You are not the first and I suspect you will not be the last to find yourself misdirected on this issue. All I can tell you is that the information I gave was provided by the company's registrar.

Even the company, which I have now contacted in the light of the experience of people like you, admits that the information was incorrect and should not have been given.

So what is the truth? Yes, scrip dividends are not available from Vodafone any more and yes, the company is introducing the somewhat unfortunately titled DRIP scheme. This, I am told, stands for Dividend Re-investment Programme and should fundamentally allow investors the same option.

A spokesman for Vodafone assures me the scheme will be open to all investors, including the large number of small Irish investors currently holding cheques that are not, in truth, worth the paper they are written on when one considers the cost of converting the small dividend from sterling.

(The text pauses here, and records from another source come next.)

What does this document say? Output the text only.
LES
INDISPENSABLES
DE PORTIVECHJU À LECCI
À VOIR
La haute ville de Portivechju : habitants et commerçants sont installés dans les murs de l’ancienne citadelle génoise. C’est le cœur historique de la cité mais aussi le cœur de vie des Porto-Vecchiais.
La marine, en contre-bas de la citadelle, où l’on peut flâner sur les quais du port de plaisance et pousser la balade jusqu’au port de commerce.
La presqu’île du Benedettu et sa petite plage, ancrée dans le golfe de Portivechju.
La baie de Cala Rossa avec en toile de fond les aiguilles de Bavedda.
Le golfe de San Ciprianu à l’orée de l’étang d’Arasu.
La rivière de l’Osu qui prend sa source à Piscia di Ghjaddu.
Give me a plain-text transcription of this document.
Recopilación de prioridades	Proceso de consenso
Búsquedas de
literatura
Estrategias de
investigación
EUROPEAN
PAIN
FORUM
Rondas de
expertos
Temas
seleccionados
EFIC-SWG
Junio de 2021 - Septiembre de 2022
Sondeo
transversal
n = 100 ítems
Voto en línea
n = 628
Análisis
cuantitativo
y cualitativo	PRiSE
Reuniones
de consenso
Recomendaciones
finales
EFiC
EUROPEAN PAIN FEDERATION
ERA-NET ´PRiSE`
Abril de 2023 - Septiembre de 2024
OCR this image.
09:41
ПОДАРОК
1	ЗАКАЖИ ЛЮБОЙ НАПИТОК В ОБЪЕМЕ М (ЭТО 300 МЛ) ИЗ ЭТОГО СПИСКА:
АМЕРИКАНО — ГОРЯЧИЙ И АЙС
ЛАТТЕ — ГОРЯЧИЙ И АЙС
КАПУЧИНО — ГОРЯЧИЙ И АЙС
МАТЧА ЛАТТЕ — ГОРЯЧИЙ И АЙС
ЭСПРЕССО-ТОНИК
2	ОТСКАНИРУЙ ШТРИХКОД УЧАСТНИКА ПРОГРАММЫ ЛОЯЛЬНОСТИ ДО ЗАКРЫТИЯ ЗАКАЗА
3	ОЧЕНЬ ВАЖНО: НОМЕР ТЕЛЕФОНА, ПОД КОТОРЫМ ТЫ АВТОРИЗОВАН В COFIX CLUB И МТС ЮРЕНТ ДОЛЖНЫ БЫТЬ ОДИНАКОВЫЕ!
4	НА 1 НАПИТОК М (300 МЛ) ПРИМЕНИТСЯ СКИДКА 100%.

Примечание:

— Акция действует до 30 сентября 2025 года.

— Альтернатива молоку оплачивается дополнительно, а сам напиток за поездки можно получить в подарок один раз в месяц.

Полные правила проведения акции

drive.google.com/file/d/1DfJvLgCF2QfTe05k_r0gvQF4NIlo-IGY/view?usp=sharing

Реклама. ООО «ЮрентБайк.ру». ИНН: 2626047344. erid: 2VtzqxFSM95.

So what should those shareholders do with the existing dividends? I understand they can be retained by the shareholder or the registrar until they have grown large enough to be converted into shares or to be worth the bother and expense of cashing.

Of course, you don't have use of the money in the interim but, if the amount in question in the case of most small Irish shareholders is important, they probably should not be investing in shares directly in any case.

Eircom

I decided to accept Denis O'Brien's offer just before the final Valentia offer of early August.

As a result I am prevented from availing of Valentia.

However, I would like to know what is the position regarding:

(a) my shares, which are now under the control of eIsland; and

(b) when I will receive the cash value of my shares as promised by eIsland?

There must be many Eircom shareholders in the same position as me.

Mr D.V.-B., e-mail

In general, the shares committed to eIsland, not Denis O'Brien, would have to be released if the offer fails to win sufficient acceptances within 42 days to allow them to take control of the company.

That would leave you free to reassess the field and accept the best offer at the time - currently Valentia's - or not, as you see fit. Alternatively, you could formally withdraw your shares from eIsland.

No doubt either bidder will be able to apprise you of the mechanics of such a move.

Of course, if the eIsland offer lapses or is withdrawn, control of the shares automatically reverts to you.

For as long as the shares are pledged to eIsland, however, they cannot be pledged anywhere else - such as the higher Valentia offer.

As to getting money from eIsland, you will receive nothing from any bidder until one has been declared successful.

As Valentia has between 70 and 80 per cent of the shares as of last Friday, you are not likely to be getting any money from eIsland.

What you can do is regain control of your shares and pledge them to Valentia.

If, as seems likely, it receives control of 80 per cent of the shares by the next deadline - 3 p.m. today - it will pay out on those shares at the rate of €1.365 per share.

You don't have to join the Valentia camp but, if you do not and if it does secure 80 per cent, it can compulsorily acquire your shares.

However, it has four months to do so, meaning that you would receive your money at a later date. You will not, however, lose out financially by not actively supporting the Valentia bid.